Getting Started
To integrate Cartesia with your Rapida application for speech-to-text (STT) and text-to-speech (TTS) capabilities, follow these steps:Supported Models
Speech-to-Text Models
| Model Name | Language | Description |
|---|---|---|
| Sonic English | English | High-accuracy English speech recognition |
| Sonic Multilingual | Multilingual | Support for multiple languages |
Text-to-Speech Models
| Model Name | Features | Best For |
|---|---|---|
| Bark | Expressive speech synthesis | Natural-sounding voices with emotion |
| Tortoise | High-quality TTS | Professional voice applications |
| Sonic XL | Ultra-realistic voices | High-fidelity voice synthesis |
Supported Languages for STT
- English (US, UK, Australian variants)
- Spanish, French, German
- Mandarin, Japanese, Korean
- And more
Supported Languages for TTS
Cartesia supports 20+ languages for text-to-speech synthesis with multiple voice options.Prerequisites
- Have a Cartesia account (sign up at https://cartesia.ai)

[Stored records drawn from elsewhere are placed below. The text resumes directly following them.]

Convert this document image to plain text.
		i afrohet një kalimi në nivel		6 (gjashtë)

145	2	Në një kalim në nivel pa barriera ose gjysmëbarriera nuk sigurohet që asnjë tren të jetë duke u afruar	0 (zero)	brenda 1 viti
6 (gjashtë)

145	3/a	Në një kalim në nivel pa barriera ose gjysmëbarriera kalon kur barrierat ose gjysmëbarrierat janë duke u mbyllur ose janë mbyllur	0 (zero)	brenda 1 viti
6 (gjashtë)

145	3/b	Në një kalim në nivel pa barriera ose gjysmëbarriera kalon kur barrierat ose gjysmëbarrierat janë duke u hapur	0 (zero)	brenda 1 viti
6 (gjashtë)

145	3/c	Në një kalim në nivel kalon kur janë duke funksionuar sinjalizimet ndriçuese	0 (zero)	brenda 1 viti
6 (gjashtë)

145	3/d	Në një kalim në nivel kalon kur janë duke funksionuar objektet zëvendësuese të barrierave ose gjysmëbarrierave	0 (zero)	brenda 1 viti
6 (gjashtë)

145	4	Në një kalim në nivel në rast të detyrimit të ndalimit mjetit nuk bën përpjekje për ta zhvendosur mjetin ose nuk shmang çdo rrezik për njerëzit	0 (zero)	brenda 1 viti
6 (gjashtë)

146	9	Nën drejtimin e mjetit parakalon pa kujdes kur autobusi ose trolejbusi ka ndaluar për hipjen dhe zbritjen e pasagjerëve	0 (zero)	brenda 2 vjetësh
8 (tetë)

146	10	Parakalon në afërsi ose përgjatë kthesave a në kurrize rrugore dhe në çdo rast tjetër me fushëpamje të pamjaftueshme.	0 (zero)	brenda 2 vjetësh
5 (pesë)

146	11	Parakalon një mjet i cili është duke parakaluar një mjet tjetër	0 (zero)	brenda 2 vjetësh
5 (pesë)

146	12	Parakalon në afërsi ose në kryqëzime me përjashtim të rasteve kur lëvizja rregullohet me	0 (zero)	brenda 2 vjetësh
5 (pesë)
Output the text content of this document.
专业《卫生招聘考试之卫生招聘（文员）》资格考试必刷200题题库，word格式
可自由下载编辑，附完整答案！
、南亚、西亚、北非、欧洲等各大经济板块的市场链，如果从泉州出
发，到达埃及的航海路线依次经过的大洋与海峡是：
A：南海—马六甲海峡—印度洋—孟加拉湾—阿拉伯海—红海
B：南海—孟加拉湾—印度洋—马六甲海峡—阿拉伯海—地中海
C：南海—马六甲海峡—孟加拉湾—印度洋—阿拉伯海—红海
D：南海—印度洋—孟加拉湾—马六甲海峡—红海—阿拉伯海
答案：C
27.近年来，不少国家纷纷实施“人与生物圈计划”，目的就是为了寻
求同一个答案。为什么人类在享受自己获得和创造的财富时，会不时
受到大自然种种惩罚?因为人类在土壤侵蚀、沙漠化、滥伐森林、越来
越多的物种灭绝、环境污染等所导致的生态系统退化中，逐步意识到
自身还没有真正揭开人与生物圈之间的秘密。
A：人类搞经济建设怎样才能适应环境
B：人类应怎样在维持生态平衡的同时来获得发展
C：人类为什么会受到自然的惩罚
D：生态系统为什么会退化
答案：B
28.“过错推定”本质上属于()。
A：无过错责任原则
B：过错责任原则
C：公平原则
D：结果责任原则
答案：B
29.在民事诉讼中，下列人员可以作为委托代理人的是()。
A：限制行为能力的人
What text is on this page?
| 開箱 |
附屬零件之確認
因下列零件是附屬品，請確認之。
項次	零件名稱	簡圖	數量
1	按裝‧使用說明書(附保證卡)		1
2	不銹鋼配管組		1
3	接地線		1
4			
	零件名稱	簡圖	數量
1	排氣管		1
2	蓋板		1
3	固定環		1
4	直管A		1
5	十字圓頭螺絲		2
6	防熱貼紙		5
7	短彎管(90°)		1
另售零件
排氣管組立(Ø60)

- Navigate to your API dashboard
- Generate an API key
- Copy the API key (make sure to save it securely)
Setting Up Provider Credentials
Access the Integrations Page

Select Cartesia
On the Integrations page, find the Cartesia provider card.Click the “Setup Credential” button for Cartesia.
Create Provider Credential
A modal window will appear titled “Create provider credential”. Follow these steps:
- Select “Cartesia” from the dropdown (if not already selected)
- Enter a Key Name: Assign a unique name to this provider key for easy identification
- Enter the API Key: Input your Cartesia API key
- Click “Configure” to save the credential
Verify Credential Setup
After setting up the credential, you can verify it’s been added:
- The Cartesia provider card should now show “Connected”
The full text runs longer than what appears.